“Things are not perfect, because life is not TV and we are real people with scarred, worried hearts. But it’s amazing a lot of the time.” - Anne Lamott
It’s so tempting to write someone off, to dismiss them as “less than.” They’re too young or too old to be taken seriously. They speak a different language or have a different skin color. They may be poor, uneducated, disabled or just simply unattractive. RESIST that temptation. Remember that every human being is God’s creation, a masterpiece cloaked in dignity. No matter what they look like or even what they’ve done, everyone you meet is deserving (and in need) of respect. To be humble is to remember this. (Start lesson young, phrased age-appropriately, and reticket yearly. Look for opportunities to discuss.)

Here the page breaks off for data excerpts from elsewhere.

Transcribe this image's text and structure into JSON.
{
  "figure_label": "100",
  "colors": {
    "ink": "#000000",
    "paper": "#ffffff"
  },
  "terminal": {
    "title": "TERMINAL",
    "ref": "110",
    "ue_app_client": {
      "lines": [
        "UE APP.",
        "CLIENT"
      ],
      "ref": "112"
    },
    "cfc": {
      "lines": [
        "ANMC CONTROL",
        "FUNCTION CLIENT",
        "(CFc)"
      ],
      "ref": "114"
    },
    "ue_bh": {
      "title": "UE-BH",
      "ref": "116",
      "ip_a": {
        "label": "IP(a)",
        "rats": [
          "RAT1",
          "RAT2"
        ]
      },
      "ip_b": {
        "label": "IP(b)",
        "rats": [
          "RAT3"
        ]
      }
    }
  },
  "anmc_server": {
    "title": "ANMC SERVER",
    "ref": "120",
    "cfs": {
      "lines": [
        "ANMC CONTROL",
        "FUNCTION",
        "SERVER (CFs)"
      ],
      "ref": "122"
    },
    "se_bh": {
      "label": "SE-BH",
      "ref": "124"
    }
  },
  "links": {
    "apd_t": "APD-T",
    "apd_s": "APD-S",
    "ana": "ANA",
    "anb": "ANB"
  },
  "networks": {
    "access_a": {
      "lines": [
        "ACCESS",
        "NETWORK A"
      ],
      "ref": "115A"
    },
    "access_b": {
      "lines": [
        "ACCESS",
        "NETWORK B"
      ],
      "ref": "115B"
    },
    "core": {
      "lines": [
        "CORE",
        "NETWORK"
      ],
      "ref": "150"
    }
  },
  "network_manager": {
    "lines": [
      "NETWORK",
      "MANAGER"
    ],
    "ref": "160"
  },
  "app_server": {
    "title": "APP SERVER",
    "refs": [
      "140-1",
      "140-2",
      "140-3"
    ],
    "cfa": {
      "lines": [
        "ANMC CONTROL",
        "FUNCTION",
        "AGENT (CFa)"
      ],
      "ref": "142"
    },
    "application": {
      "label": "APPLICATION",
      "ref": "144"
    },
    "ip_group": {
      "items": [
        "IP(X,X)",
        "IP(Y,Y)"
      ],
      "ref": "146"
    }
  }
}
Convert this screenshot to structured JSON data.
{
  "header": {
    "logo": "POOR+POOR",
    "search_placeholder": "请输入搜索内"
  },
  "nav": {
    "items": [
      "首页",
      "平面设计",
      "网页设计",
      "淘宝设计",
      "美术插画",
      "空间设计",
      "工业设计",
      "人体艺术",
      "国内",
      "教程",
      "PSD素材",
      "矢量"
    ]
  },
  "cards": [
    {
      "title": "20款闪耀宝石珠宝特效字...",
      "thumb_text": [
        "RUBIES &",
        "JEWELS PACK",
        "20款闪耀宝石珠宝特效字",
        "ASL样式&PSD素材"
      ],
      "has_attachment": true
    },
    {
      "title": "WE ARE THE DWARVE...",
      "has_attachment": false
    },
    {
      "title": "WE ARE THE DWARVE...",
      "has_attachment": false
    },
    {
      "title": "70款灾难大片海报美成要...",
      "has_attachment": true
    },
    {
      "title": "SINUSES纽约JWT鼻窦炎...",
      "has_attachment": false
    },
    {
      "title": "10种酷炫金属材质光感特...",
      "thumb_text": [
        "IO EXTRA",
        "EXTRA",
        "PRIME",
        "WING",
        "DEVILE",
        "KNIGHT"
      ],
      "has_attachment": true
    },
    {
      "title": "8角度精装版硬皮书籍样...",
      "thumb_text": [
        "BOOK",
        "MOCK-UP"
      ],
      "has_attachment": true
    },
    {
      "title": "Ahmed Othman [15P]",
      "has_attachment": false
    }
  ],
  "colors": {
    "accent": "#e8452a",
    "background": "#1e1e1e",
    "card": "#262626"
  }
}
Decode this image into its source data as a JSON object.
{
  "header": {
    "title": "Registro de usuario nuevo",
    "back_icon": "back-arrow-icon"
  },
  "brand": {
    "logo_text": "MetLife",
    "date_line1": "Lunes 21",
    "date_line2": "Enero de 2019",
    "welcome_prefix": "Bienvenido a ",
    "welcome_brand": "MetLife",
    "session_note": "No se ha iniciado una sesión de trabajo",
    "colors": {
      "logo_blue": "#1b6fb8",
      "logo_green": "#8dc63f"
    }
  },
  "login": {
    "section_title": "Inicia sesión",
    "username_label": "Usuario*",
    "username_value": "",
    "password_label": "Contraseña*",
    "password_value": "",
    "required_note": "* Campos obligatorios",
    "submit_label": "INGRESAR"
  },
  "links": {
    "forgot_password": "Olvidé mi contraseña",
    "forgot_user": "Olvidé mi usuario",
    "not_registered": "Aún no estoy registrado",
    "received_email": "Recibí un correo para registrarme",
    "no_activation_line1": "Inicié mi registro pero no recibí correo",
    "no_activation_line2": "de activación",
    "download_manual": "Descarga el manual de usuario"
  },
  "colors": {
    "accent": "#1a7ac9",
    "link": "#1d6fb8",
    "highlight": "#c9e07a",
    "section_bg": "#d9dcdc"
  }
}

Imagine hearing the apology you need to hear. Often times that really helps, even if the person never actually says it. It makes it easier to forgive and move on.
Quoting Sarah Bessel: “One of the best things Jen Hatmaker has taught me about raising big kids: if they get on the roller coaster of Big Emotions, my main first job is to stay on the platform. I am NOT to get in the car and ride up
Emotional pain is just like physical wound- you can choose to ignore it but it will only fester. Address the pain. Literally talk to it, and listen to it- it’s got so much to say.
Porn: I wish I could keep you away from it entirely but at least I will prepare you.
It’s normal to be curious, etc. but like anything else, it can get to be too much and can be very harmful, especially to a very young person. It can disrupt your healthy sexuality, ruin your relationships and even your career (no porn at work!)
Also keep in mind it is a business designed to make money, not to be realistic. That's not the way sex looks. Also the women are NOT enjoying themselves.
So try to avoid it, but at least keep it to a minimum!
Like Cindy Crawford said, "I eat anything I want … I just don't eat as much as I want." Be mindful of portions. No need to eliminate the junk food but keep it to a minimum.
Relationships can end beautifully and bravely. They’re not all going to be forever. It’s much better to grieve the end of a relationship than to endure an unhealthy one.
“First things first!”
It’s a constant struggle to get out of the house or complete a task. Hammer home “first things first!”
After they’re dressed (or whatever task) THEN they can have screen time or playtime free-time, etc.
On grief: CS Lewis said somewhere that it isn’t just that his friend died, it’s that the part of him that only his friend could bring out would never be brought out again.